The Wall Street Journal: Brendan Mahoney Saves ObamaCare
Moreover, whether ObamaCare "works" will be determined not by how many people are signing up but what kind of people. ObamaCare relies on price controls that jack up premiums on the young and healthy in order to keep them low on the old and sickly. If the latter but not the former are signing up in huge numbers--that is, if people are responding rationally to incentives--then the scheme is unsustainable (James Taranto, 10/2).

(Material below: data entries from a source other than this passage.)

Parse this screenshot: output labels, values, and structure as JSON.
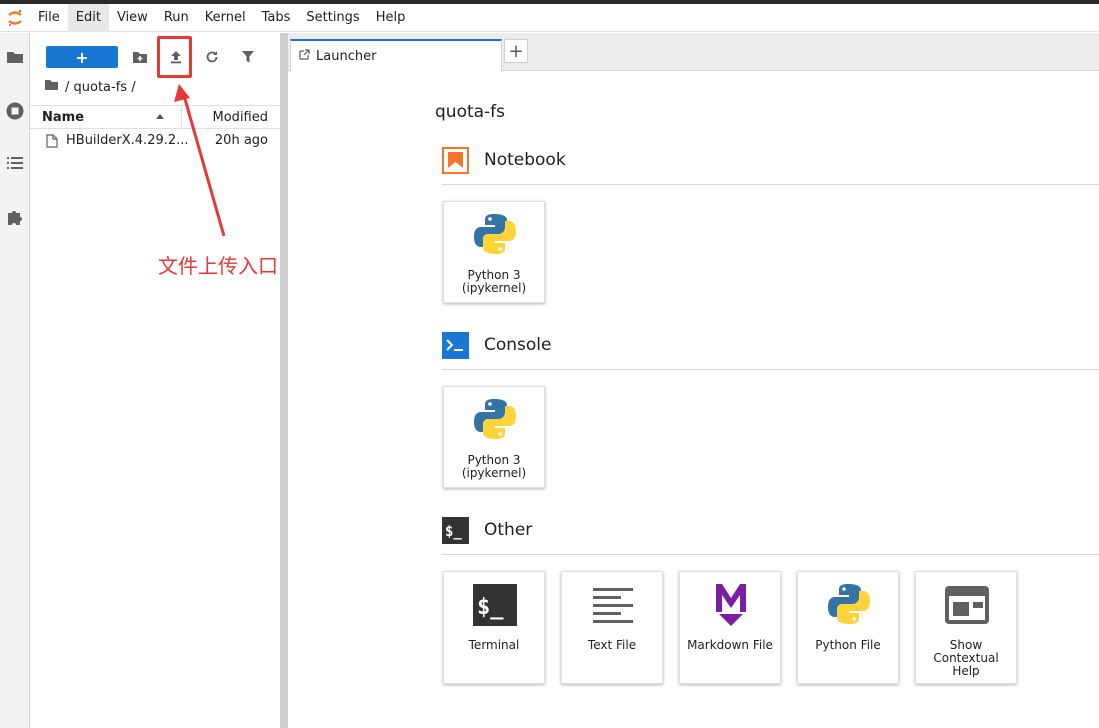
{
  "menu": [
    "File",
    "Edit",
    "View",
    "Run",
    "Kernel",
    "Tabs",
    "Settings",
    "Help"
  ],
  "filebrowser": {
    "new_label": "+",
    "path": "/ quota-fs /",
    "columns": {
      "name": "Name",
      "modified": "Modified"
    },
    "files": [
      {
        "name": "HBuilderX.4.29.2...",
        "modified": "20h ago"
      }
    ]
  },
  "tab": {
    "label": "Launcher",
    "add": "+"
  },
  "launcher": {
    "title": "quota-fs",
    "sections": {
      "notebook": {
        "title": "Notebook",
        "cards": [
          {
            "label": "Python 3 (ipykernel)"
          }
        ]
      },
      "console": {
        "title": "Console",
        "cards": [
          {
            "label": "Python 3 (ipykernel)"
          }
        ]
      },
      "other": {
        "title": "Other",
        "cards": [
          {
            "label": "Terminal"
          },
          {
            "label": "Text File"
          },
          {
            "label": "Markdown File"
          },
          {
            "label": "Python File"
          },
          {
            "label": "Show Contextual Help"
          }
        ]
      }
    }
  },
  "annotation": {
    "text": "文件上传入口"
  },
  "colors": {
    "accent": "#1976d2",
    "annotation": "#e53935",
    "notebook": "#f37726",
    "console": "#1976d2"
  }
}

The New Republic: Obamacare Glitches Are Real—And Matter Less Than You Think
Obamacare's new websites opened for business on Tuesday morning, just as they were supposed to do. And they promptly ran into problems, just as both critics and some advocates had predicted they would do. People who visited the websites had to endure long delays and in some cases they could not use the sites at all. … And while federal officials blamed the problems on high traffic, the nature of the glitches suggests at least some of the sites still had some design issues—the kind that simply adding bandwidth might not fix. ... The high traffic to Obamacare websites may have given Democrats a convenient way to spin the technological problems, but it was every bit the heartening, and validating, sign they proclaimed. Obamacare critics have spent the last few months and, really, the last few years dwelling on the law's shortcomings, real and perceived -- whether some young people would have to pay more for their coverage, whether regulations would force employers to change their behavior, and so on. But the single biggest impact of Obamacare is that many millions of people are finally getting access to decent, affordable insurance (Jonathan Cohen, 10/2).

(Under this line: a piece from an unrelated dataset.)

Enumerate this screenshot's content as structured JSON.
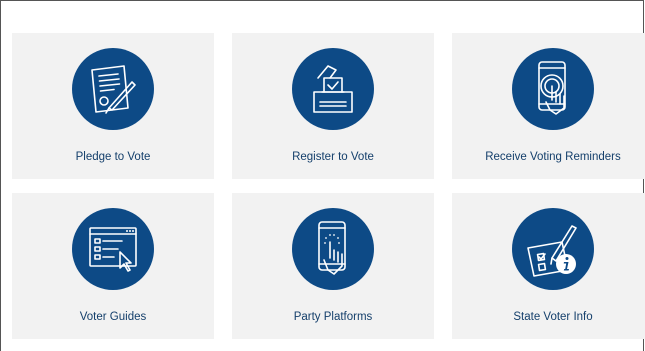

Montgomery Advertiser: Alabama Should Follow Kentucky's Lead -- Expand Medicaid
Alabama and Kentucky have a lot in common. Historically, both have low rankings in most socioeconomic measures. Both have low rankings in most health categories. Both states have a lot of poor people, a lot of people who work hard and don't make much money. Both states stand to benefit enormously under the expansion of Medicaid that is part of the Affordable Care Act. There the similarities end, for Kentucky, under the leadership of Gov. Steve Beshear, is vigorously implementing the act, while Alabama's Gov. Robert Bentley has washed his hands of the whole thing (10/3).

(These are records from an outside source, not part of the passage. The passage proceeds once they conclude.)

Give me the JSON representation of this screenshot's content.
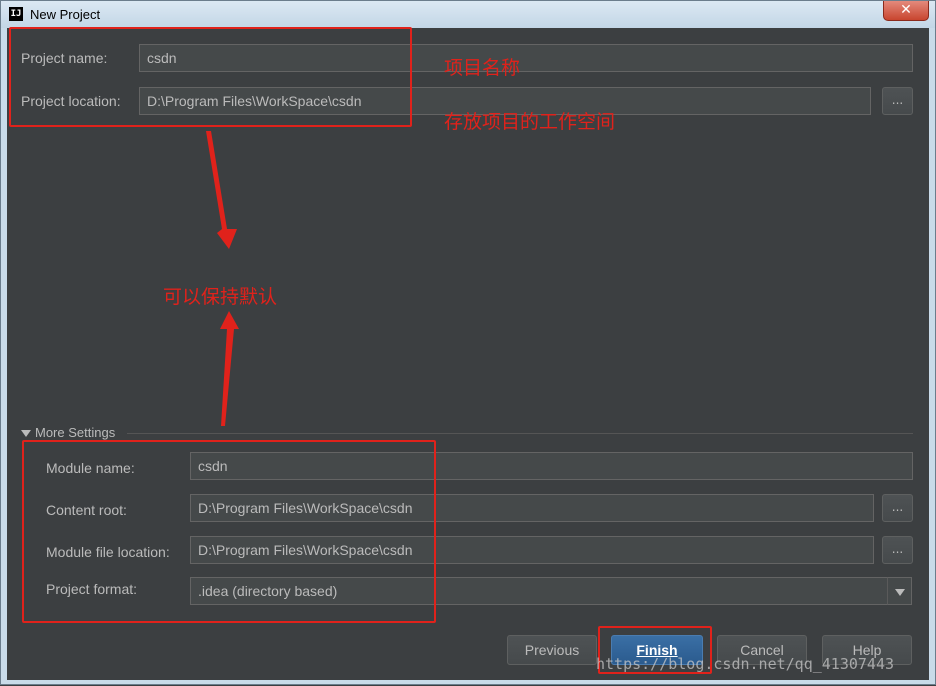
{
  "window": {
    "title": "New Project",
    "close_glyph": "✕",
    "app_icon": "IJ"
  },
  "project": {
    "name_label": "Project name:",
    "name_value": "csdn",
    "location_label": "Project location:",
    "location_value": "D:\\Program Files\\WorkSpace\\csdn",
    "browse_label": "..."
  },
  "more_settings": {
    "label": "More Settings",
    "module_name_label": "Module name:",
    "module_name_value": "csdn",
    "content_root_label": "Content root:",
    "content_root_value": "D:\\Program Files\\WorkSpace\\csdn",
    "module_file_label": "Module file location:",
    "module_file_value": "D:\\Program Files\\WorkSpace\\csdn",
    "format_label": "Project format:",
    "format_value": ".idea (directory based)",
    "browse_label": "..."
  },
  "buttons": {
    "previous": "Previous",
    "finish": "Finish",
    "cancel": "Cancel",
    "help": "Help"
  },
  "annotations": {
    "project_name_note": "项目名称",
    "location_note": "存放项目的工作空间",
    "default_note": "可以保持默认",
    "color": "#e0221b"
  },
  "watermark": "https://blog.csdn.net/qq_41307443",
  "icons": {
    "app": "intellij-icon",
    "close": "close-icon",
    "toggle": "triangle-down-icon",
    "dropdown": "chevron-down-icon"
  }
}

St. Louis Beacon: Obamacare: Mulling The Known Unknowns
The adage has it that a camel is a horse that was designed by a committee. Understood thusly, the Affordable Care Act — a.k.a. "Obamacare" — is a steed worthy of Lawrence of Arabia. The eponymous proponent of the measure, Barack Obama, spent his pre-political career as a constitutional law professor/community organizer. The care bill he championed reflected the Janus-faced nature of the president’s civilian occupations as it sought to provide health insurance to the needy — thereby appealing to his inner social worker — while trying to convince members of Congress that doing so was their idea in the first place (M.W. Guzy, 10/3).
Roll Call: Obamacare's Acute Affliction On Restaurant Industry
Without changes, the Affordable Care Act will hurt economic growth and make flexible work schedules for employees more limiting to offer. Across the country, many restaurant operators are being forced to make a difficult choice: Do they hire fewer employees, reduce the hours of current employees or raise menu prices? For some, the answer may be a combination of the three. But regardless of the conclusion they reach, there are no easy solutions (Jack Crawford, 10/2).